El día de Todos los Santos

El día de todos los Santos el cementerio se llenaba de flores.

Cada año, en esa fecha, iba a pasearme por allí, a veces me acompañaba mi primo o algún amigo que sentía la misma morbosidad infantil que yo. Deambulábamos mezclados entre las gentes que discurrían por los senderos que bordean las tumbas y los nichos, la mayoría portaban ramos en búcaros. Yo curioseaba las lápidas que mostraban grabados en el mármol, nombres y fechas, y en muchas de ellas figuraba también una pequeña foto con el rostro del difunto enmarcado en un aro metálico. Por mi edad conocía a pocos de los allí enterrados y mi interés se basaba en encontrar algún conocido, fallecido recientemente: los abuelos de algún amigo, el padre de una amiga, o algún pariente de los que no alcanzaba a tener memoria, como mis abuelos paternos o mi tío, Pablo, el que murió por la guerra. Alimentaba mi vanidad explicando a los amigos que mi abuelo allí enterrado era quien había construido las rejas metálicas del cementerio.

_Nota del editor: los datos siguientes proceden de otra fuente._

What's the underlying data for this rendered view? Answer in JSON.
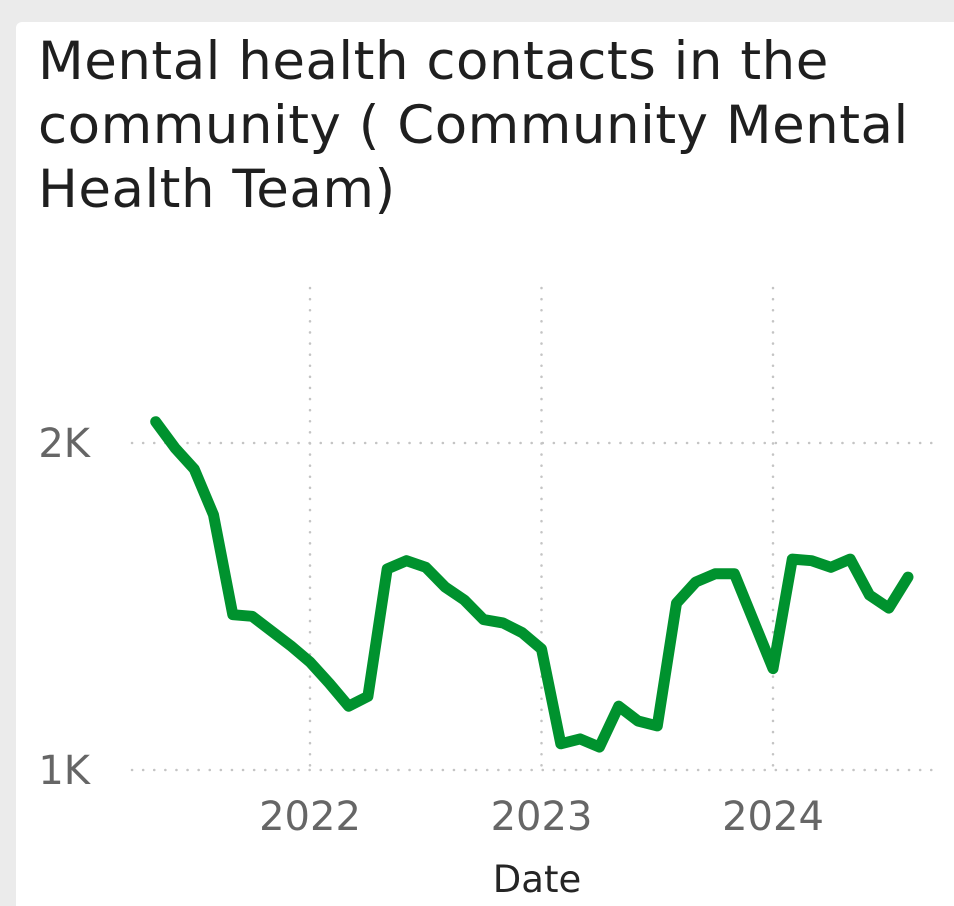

Caminaba en silencio embargado por el respeto que mostraban todos los que visitaban el cementerio, y al hablar, con mi amigo, lo hacía en voz baja, como para no molestar a los que reposaban. En los bolsillos llevaba alguna de las castañas que había conseguido pidiendo “La hora del quijal”, vieja tradición que consistía en que ese día los niños llamaban a las casas para que les dieran cosas de comer: frutos secos, boniatos, granadas o mandarinas, productos todos con los que hincar el “quijal” y que suponía una metáfora sobre la necesidad de que los vivos sigan disfrutando de la vida. Acaricié las castañas de mi bolsillo pero no me atreví a comer ninguna, no me parecía adecuado, en aquel lugar de silencio y recato. En un extremo del cementerio estaba el osario sobre el que construíamos historias imaginarias, que si allí estaba enterrado un guerrillero muerto en el monte, que si allí se cayó una vez un vecino y desde entonces se volvió loco, historias que nos gustaba contar para darnos miedo o importancia, bajo un algarrobo frondoso al que escapábamos para fumar los primeros cigarrillos.

Ese día la luz de noviembre era limpia, el color de las flores parecían refulgir como si emanara luz propia de ellas y su aroma se desplegaba entre el tomillo y el romero. Ese entorno que me pareció tan hermoso no impidió que me sorprendiera ver a una mujer que sollozaba ahogadamente frente a la lápida blanca de un niño. Con un pañuelo en la mano se tapaba la boca en un vano intento de amortiguar el llanto. Pasé a su lado, y de reojo observe la foto del niño que debió morir con apenas dos o tres años, quizá victima de alguna enfermedad. Por un momento me asaltó la terrible idea de que la muerte podía alcanzar a una persona joven, y esa constatación, me sobrecogió. Mi abuela Anafé me había dicho que nadie escapaba a la muerte, que todos estamos predestinados a morir, pero esas palabras, que siempre me parecieron algo ajeno y lejano, tomaron de pronto un sentido real: frente a aquella lápida y aquel mujer que lloraba sentí pena, se me anudó el estómago y la garganta se me cerró con una argolla férrea. Caminé unos pasos hasta recuperar la serenidad y decidí poner punto final a mi visita.

Al salir del cementerio, aliviado ya por la presión de lo que acababa de ver, me crucé con Cándida, una vecina del Pontet, que subía con su ramo de flores. Al verme me saludó como siempre lo hacía con su sonrisa ancha y alegre:

- ¡Chico!¿No has venido a pedirme “el quijal”?

Y concluyó con el gesto de llevarse la mano a la boca.

- ¡Que os tengo preparado un saco de cosas a ti y al Tomi!.

- ¡Gracias Cándida, pasaremos antes de comer! ¿Vale?

- Cuando queráis queridos.

- ¡Adiós Cándida!

Me alegré de saber que Tomi y yo aún podíamos recoger más cosas. Me dispuse a bajar los peldaños del cementerio y entonces me vino a la memoria que esa tarde hacían una película del oeste en el Montecarlo. Qué bien, pensé y comencé a descender, trotando alegre, por el camino que llevaba al pueblo ante la perspectiva que me esperaba esa tarde, y entonces me acordé de las castañas de mi bolsillo. Veloz como un rayo cogí una de ellas y le di un primer mordisco. No sé si fue el sabor de la castaña, la noticia de Cándida, el cine que me esperaba, o el sol de otoño dándome en la cara, pero de pronto me sentí feliz, muy feliz y lleno de vida.